Per una volta, il mio parere fa a pugni (calma, gente!) con quello dell’Artiglio Rosa (Maria Teresa Siciliano, 27 maggio 2017), che ha assegnato cinque stelline al romanzo breve di Lora Leigh, con la seguente recensione:
Un bel racconto erotico * * * * *
Piuttosto diverso dalla solita narrativa della Leigh: innanzitutto la traduzione ci risparmia l’usuale turpiloquio, poi alle numerose scene di sesso si accompagna anche la capacità di approfondire i sentimenti dei protagonisti e ricostruire il complesso antefatto, sia sul versante giallo, sia su quello intimo.

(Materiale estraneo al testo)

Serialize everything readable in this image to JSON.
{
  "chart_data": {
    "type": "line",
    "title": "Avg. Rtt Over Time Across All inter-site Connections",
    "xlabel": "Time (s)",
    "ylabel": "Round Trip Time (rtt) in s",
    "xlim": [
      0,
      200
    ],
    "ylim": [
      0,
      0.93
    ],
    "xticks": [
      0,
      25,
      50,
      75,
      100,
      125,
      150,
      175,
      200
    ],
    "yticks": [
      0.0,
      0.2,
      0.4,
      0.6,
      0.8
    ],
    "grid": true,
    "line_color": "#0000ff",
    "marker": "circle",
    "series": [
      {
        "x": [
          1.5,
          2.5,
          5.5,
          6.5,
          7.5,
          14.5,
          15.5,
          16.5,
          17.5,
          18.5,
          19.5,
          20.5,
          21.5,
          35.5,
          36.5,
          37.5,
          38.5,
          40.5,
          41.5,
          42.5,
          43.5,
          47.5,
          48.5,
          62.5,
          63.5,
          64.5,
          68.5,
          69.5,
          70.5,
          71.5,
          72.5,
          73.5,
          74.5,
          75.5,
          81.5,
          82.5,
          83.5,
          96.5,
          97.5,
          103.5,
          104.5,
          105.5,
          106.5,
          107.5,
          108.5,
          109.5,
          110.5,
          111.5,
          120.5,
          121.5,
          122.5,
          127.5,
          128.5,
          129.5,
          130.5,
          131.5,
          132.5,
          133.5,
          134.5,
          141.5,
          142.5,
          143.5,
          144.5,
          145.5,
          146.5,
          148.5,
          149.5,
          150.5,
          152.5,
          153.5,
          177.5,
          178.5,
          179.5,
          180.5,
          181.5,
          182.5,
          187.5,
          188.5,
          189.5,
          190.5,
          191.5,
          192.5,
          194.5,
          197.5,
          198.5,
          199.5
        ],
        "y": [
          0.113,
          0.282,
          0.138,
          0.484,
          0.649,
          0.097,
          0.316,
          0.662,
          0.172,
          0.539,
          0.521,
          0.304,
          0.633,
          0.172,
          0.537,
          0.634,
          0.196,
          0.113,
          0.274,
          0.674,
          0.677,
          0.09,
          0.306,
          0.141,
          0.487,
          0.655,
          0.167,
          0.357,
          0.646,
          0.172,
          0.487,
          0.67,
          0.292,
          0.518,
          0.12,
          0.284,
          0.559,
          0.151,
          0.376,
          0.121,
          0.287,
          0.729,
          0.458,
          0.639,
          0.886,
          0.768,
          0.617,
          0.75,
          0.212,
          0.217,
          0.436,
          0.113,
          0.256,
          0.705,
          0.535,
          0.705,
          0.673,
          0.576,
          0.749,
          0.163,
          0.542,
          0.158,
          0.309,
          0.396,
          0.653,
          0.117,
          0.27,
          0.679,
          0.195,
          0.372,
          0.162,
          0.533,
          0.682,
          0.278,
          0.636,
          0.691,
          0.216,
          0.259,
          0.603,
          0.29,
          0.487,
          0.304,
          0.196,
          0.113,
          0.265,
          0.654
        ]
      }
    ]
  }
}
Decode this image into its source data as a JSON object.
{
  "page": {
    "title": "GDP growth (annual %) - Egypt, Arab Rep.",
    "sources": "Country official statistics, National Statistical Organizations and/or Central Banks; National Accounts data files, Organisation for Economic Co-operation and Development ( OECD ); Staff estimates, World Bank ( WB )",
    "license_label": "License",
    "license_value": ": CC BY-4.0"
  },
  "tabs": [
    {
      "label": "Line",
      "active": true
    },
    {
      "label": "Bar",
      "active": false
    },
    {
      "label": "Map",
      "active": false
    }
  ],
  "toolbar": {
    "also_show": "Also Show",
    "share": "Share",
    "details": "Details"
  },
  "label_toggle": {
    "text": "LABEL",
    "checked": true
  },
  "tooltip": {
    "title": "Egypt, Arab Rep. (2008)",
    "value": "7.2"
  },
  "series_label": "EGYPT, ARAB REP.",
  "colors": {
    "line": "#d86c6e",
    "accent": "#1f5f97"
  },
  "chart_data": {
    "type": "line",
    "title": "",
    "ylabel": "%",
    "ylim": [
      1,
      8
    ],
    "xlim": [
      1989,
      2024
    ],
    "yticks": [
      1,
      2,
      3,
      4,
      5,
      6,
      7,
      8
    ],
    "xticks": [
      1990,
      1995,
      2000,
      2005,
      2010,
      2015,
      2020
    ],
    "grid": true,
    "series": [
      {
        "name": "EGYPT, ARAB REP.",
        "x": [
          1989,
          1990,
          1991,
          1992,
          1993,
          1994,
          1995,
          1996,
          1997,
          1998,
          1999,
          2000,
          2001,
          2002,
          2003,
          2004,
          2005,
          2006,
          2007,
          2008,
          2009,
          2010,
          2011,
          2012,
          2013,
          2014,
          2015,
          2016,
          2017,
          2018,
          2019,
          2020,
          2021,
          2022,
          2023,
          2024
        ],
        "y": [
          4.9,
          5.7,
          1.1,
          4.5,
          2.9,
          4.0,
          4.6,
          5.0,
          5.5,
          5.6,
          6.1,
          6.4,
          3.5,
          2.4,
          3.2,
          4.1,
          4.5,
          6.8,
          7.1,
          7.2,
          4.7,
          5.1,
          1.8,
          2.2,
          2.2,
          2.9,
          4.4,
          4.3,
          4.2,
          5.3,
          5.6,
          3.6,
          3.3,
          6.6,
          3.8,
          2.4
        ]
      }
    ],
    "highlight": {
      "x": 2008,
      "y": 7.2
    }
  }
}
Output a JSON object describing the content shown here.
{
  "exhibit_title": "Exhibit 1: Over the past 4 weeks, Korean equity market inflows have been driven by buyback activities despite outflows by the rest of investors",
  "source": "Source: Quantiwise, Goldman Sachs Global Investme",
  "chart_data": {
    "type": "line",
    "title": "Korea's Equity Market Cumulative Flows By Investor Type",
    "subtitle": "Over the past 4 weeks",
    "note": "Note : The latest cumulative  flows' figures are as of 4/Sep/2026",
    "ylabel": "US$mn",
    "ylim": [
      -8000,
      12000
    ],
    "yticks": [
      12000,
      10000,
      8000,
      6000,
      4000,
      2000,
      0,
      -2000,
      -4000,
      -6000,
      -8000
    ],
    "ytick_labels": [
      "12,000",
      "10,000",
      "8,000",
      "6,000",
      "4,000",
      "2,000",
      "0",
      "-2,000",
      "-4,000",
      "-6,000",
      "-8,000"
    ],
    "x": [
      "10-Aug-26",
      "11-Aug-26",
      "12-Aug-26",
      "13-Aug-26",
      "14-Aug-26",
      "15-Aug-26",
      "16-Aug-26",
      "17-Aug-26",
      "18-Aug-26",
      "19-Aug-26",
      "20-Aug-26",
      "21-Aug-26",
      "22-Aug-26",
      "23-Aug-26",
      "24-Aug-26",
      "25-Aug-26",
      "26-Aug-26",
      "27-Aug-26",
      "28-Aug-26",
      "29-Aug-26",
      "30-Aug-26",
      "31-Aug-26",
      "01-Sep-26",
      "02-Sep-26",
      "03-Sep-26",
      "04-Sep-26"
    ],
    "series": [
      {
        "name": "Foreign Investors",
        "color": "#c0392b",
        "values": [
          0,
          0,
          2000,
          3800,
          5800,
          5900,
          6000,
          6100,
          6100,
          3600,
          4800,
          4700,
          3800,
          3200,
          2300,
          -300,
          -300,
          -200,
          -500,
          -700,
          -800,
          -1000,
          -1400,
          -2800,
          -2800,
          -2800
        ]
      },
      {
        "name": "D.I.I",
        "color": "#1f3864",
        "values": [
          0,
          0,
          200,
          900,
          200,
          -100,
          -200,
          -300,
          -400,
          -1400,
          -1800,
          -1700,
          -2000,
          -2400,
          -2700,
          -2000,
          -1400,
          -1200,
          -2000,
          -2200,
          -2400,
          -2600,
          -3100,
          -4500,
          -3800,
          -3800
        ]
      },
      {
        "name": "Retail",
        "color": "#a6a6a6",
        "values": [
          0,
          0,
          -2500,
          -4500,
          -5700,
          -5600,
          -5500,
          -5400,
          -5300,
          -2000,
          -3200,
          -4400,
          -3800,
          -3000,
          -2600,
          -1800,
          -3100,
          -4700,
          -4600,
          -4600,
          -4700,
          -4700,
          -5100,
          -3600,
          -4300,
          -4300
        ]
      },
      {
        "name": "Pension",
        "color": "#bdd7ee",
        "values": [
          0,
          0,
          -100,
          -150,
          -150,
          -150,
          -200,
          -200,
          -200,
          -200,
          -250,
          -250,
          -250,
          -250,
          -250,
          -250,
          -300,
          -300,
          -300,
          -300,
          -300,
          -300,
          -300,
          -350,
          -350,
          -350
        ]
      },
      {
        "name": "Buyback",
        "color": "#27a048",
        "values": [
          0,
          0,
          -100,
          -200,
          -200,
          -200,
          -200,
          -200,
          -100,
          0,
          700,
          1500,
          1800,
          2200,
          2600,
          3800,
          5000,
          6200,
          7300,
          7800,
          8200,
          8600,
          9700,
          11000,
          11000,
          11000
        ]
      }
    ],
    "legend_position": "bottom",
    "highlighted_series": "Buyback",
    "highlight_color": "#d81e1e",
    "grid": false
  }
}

Nel suo genere e nell’ambito di un racconto, molto bello.
Spiego le mie tre stelline rispetto alle cinque dell’Artiglio:
I protagonisti sono stereotipati. Li incontriamo a ogni romance / racconto di Lora Leigh. Lui è il maschio alfa che non deve chiedere mai; lei, per quanto navigata, ha sempre un afflato di virginale innocenza.
I cattivi sono così cattivi che di più non si può. Da Grant, infame come marito e come amico, alla banda di narcotrafficanti. Macchiette.
Sesso. Tanto e buono, ma ormai -quando Lora attacca- possiamo smettere di leggere e proseguire a memoria.
Può darsi che ne abbia letti troppi di romanzi / racconti di Lora Leigh, e che sia subentrata una certa stanchezza da assuefazione. Comunque, la signora sa scrivere e la traduttrice ha fatto un buon lavoro. E poi… c’è chi venderebbe la nonna per tre stelline!
P. S. Nella sinossi, ho corretto il cognome di Maggie, che è Samuels, non Chavez.